Government family policy undermines families
But the real tragedy of our times is not that the state spends too little and is cutting too much, a constant refrain of the institutionalised Catholic voice. After all, state spending is a record half of national income and half of that spending is on welfare. Never before in human history have we tried to solve the problems of poverty by sending so many Government cheques of such a size to so many people.
But, the issue that we ignore at our peril is the way in which our huge tax and welfare system punishes the very behaviour which leads to human flourishing: work, the bringing up of children and family formation. We received another dose of this recently with the government¹s childcare proposals.

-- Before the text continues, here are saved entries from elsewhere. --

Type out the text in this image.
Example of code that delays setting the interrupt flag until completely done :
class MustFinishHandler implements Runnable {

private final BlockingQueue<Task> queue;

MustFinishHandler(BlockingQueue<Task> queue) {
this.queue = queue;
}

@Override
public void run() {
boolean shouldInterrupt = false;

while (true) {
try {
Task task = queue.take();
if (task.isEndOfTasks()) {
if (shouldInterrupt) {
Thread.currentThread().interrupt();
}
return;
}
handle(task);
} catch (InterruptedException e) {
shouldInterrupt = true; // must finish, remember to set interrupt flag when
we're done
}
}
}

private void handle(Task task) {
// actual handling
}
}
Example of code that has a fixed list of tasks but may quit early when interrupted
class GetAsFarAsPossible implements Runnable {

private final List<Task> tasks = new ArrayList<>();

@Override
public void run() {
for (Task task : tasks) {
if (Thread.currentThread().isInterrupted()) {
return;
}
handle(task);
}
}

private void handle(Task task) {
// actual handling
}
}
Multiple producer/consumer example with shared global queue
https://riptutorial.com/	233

For most of human history, families have chosen for themselves how to allocate work within their households. Of course, until the beginning of the 20th century, work both within and outside the house meant long hours and extreme drudgery. But, there was little interference in family matters from the state. The tax burden on families was light and it was the extended family, charity, mutual societies and the Church that helped people in need and not the state.
Since the 1970s, however, working families have become enmeshed in a tax and benefits system that provides strong incentives for particular types of family structure and for particular work patterns. The forms of work pattern and family structure most favoured have been the one-parent family in which the parent does not work, and the two-parent family where both parents work.

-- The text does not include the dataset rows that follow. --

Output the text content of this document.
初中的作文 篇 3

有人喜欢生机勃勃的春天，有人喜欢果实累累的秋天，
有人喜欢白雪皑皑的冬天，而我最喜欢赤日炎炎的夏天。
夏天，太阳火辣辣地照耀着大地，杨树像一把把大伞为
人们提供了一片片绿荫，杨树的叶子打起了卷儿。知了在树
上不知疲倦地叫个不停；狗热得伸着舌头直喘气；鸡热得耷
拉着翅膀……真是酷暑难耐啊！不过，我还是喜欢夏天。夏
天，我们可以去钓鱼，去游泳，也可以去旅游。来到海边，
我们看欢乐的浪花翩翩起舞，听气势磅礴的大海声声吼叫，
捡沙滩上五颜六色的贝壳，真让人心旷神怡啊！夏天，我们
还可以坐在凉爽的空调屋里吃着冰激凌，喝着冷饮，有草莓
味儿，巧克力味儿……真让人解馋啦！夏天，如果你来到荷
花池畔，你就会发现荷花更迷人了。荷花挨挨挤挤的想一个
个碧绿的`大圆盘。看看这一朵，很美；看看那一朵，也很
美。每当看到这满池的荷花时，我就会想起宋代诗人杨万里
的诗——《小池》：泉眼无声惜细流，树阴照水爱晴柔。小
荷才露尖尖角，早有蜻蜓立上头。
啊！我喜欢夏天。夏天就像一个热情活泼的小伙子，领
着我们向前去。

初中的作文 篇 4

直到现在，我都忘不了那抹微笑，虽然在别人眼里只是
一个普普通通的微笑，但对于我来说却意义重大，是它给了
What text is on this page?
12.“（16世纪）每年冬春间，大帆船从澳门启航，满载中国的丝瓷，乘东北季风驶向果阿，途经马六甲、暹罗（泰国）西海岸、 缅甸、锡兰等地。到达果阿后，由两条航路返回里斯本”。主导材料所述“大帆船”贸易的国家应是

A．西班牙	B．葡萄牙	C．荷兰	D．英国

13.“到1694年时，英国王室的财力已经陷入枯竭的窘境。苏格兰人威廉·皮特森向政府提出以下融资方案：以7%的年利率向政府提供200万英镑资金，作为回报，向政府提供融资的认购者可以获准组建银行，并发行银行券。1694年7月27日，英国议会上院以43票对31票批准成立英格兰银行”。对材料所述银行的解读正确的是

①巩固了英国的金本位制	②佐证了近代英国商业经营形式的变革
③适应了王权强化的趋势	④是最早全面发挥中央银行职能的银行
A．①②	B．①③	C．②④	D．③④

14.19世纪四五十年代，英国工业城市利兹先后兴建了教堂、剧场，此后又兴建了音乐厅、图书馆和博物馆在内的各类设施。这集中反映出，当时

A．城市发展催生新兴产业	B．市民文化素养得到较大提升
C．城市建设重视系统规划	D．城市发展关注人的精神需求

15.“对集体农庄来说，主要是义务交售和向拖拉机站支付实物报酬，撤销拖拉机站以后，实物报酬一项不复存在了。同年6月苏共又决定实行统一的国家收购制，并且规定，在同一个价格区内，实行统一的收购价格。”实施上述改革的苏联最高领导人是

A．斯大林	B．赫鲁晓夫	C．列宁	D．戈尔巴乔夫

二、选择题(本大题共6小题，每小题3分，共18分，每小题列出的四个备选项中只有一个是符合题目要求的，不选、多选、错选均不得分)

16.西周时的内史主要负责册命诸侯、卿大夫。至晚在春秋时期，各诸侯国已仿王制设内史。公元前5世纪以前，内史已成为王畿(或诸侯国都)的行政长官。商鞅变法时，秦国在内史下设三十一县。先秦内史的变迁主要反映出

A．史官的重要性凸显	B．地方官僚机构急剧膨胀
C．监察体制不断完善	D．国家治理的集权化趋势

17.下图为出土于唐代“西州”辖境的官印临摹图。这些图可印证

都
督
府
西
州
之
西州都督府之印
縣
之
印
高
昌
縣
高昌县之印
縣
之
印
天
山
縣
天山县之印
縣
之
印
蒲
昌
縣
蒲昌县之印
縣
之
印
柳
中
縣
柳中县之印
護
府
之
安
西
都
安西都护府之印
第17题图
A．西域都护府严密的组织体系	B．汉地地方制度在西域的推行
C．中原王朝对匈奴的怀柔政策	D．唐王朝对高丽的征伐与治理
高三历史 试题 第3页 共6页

We have reached the stage where nearly 30 per cent of children live in families with no adult in full-time work. But, in addition, Britain has a relatively high number of families where both parents work. The single-earner family with one parent staying at home and bringing up children is becoming an endangered species.
There are some reasons for this that are simply part of the natural process of social progress: women are now better educated, for example. But the tax and benefits system plays a large part, too. The penalties on marriage, or even living together, are well known. If a couple live together, the income of the earner disqualifies the non-earner from receiving benefits. For the very large proportion of people who are receiving welfare benefits, commitment comes at a big cost. In one sense, this is reasonable. After all, those members of a family who are earning money should provide for those who are working in the home. But unlike almost every other country in Europe, our tax system does not compensate for this, for example by providing tax-free allowances on a household basis. This also means that a married couple with two earners pay a lot less tax than a married couple with one major earner. The incentives for couples not to marry and for married couples to have two earners are very considerable and have grown gradually since the 1970s.

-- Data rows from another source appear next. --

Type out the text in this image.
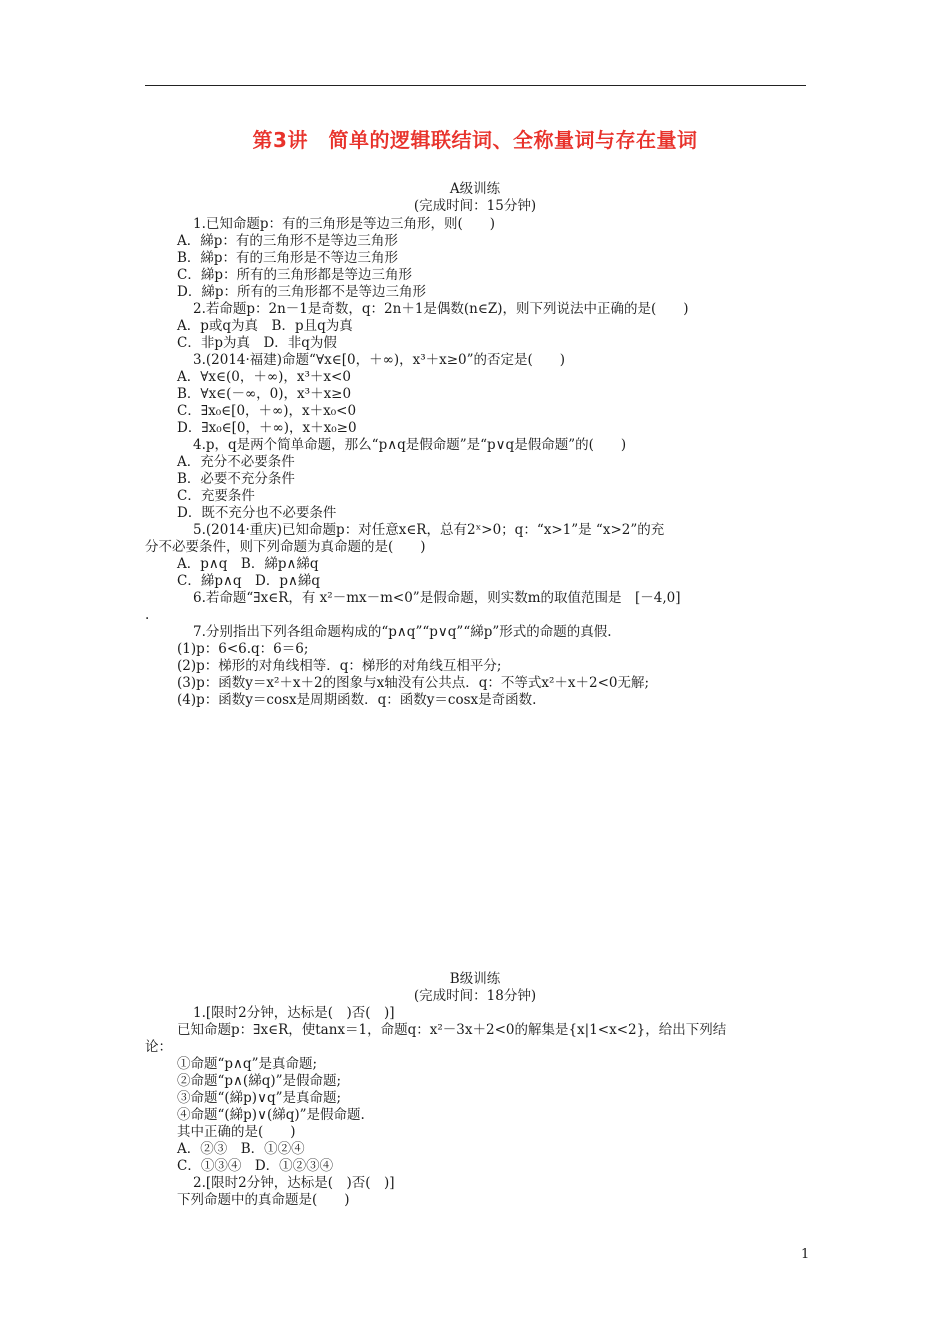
第3讲　简单的逻辑联结词、全称量词与存在量词
A级训练
(完成时间：15分钟)
1.已知命题p：有的三角形是等边三角形，则(　　)
A．綈p：有的三角形不是等边三角形
B．綈p：有的三角形是不等边三角形
C．綈p：所有的三角形都是等边三角形
D．綈p：所有的三角形都不是等边三角形
2.若命题p：2n－1是奇数，q：2n＋1是偶数(n∈Z)，则下列说法中正确的是(　　)
A．p或q为真　B．p且q为真
C．非p为真　D．非q为假
3.(2014·福建)命题“∀x∈[0，＋∞)，x³＋x≥0”的否定是(　　)
A．∀x∈(0，＋∞)，x³＋x<0
B．∀x∈(－∞，0)，x³＋x≥0
C．∃x₀∈[0，＋∞)，x＋x₀<0
D．∃x₀∈[0，＋∞)，x＋x₀≥0
4.p，q是两个简单命题，那么“p∧q是假命题”是“p∨q是假命题”的(　　)
A．充分不必要条件
B．必要不充分条件
C．充要条件
D．既不充分也不必要条件
5.(2014·重庆)已知命题p：对任意x∈R，总有2ˣ>0；q：“x>1”是 “x>2”的充
分不必要条件，则下列命题为真命题的是(　　)
A．p∧q　B．綈p∧綈q
C．綈p∧q　D．p∧綈q
6.若命题“∃x∈R，有 x²－mx－m<0”是假命题，则实数m的取值范围是　[－4,0]
.
7.分别指出下列各组命题构成的“p∧q”“p∨q”“綈p”形式的命题的真假.
(1)p：6<6.q：6＝6;
(2)p：梯形的对角线相等．q：梯形的对角线互相平分;
(3)p：函数y＝x²＋x＋2的图象与x轴没有公共点．q：不等式x²＋x＋2<0无解;
(4)p：函数y＝cosx是周期函数．q：函数y＝cosx是奇函数.
B级训练
(完成时间：18分钟)
1.[限时2分钟，达标是(　)否(　)]
已知命题p：∃x∈R，使tanx＝1，命题q：x²－3x＋2<0的解集是{x|1<x<2}，给出下列结
论：
①命题“p∧q”是真命题;
②命题“p∧(綈q)”是假命题;
③命题“(綈p)∨q”是真命题;
④命题“(綈p)∨(綈q)”是假命题.
其中正确的是(　　)
A．②③　B．①②④
C．①③④　D．①②③④
2.[限时2分钟，达标是(　)否(　)]
下列命题中的真命题是(　　)
1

Since 2010, things have got worse. It seems as if the Coalition Government has gone on a witch-hunt against single-earner families though things will certainly get worse rather than better under a Labour government. Firstly, child benefit was removed from those families where one person was earning above £50,000. But the loss of benefit was avoided by two-earner families with a combined income of up to £100,000 if the income was split evenly between the two parents.
The latest development is the introduction of childcare vouchers. These will be available to households where no parent earns more than £150,000 and who use formal childcare facilities but both parents have to work to be eligible. Total household income could be £0.3 million before the household becomes ineligible, if both parents are high earners. But, incredibly, if one person earns £151,000 and the other £20,000 then the household will be excluded.
This new childcare welfare payment will, of course, be financed by higher taxes on other groups such as the hard-pressed single-earner couples. At the same time, they suffer the lost earnings from taking what George Osborne describes as a “lifestyle decision” to look after their own children. Looking after other people’s children for payment is favoured with government subsidies while looking after your own children is disparaged and penalised.
There are various solutions to this discrimination against single-earner households and marriage. The best would be to radically cut back benefits and taxes so that families could take their decisions without interference by the state. It is not necessary for the government to spend 50 per cent of national income to deal with problems of poverty not resolved in other ways indeed, that level of spending and taxation is a major part of the problem.
In the short term, the most expedient move would be to move the tax system towards a system of household tax allowances. This would mean that single-earner families can have the same amount of tax-free income as dual-earner families and that couples would pay less tax to compensate for the benefits they forgo when they marry. One stepping stone towards this would be a transferable tax allowance but the government seems much less keen on implementing this manifesto promise than it does on dreaming up new welfare benefits for rich dual-earner couples. The Coalition priority seems to be to create new welfare benefits, rather than cutting taxes on families.
In the last three years, the English and Welsh Catholic agencies have tended to echo the predictable secular commentary on welfare reform, criticising any reductions in spending. They should read the signs of the times. We have a welfare and tax system that is completely broken. Instead of supporting the family in a spirit of subsidiarity, it attacks the family. Instead of supporting work, it attacks work. Two essentials for the common good or human flourishing families and work are being attacked by the institution that is supposed to promote the common good.
The Deputy Prime Minister Nick Clegg has called proposals for a transferable tax allowance “patronising drivel that belong in the Edwardian age”. This makes one wonder to what age does a situation whereby nearly 30 per cent of children live in families in which nobody works full-time belong?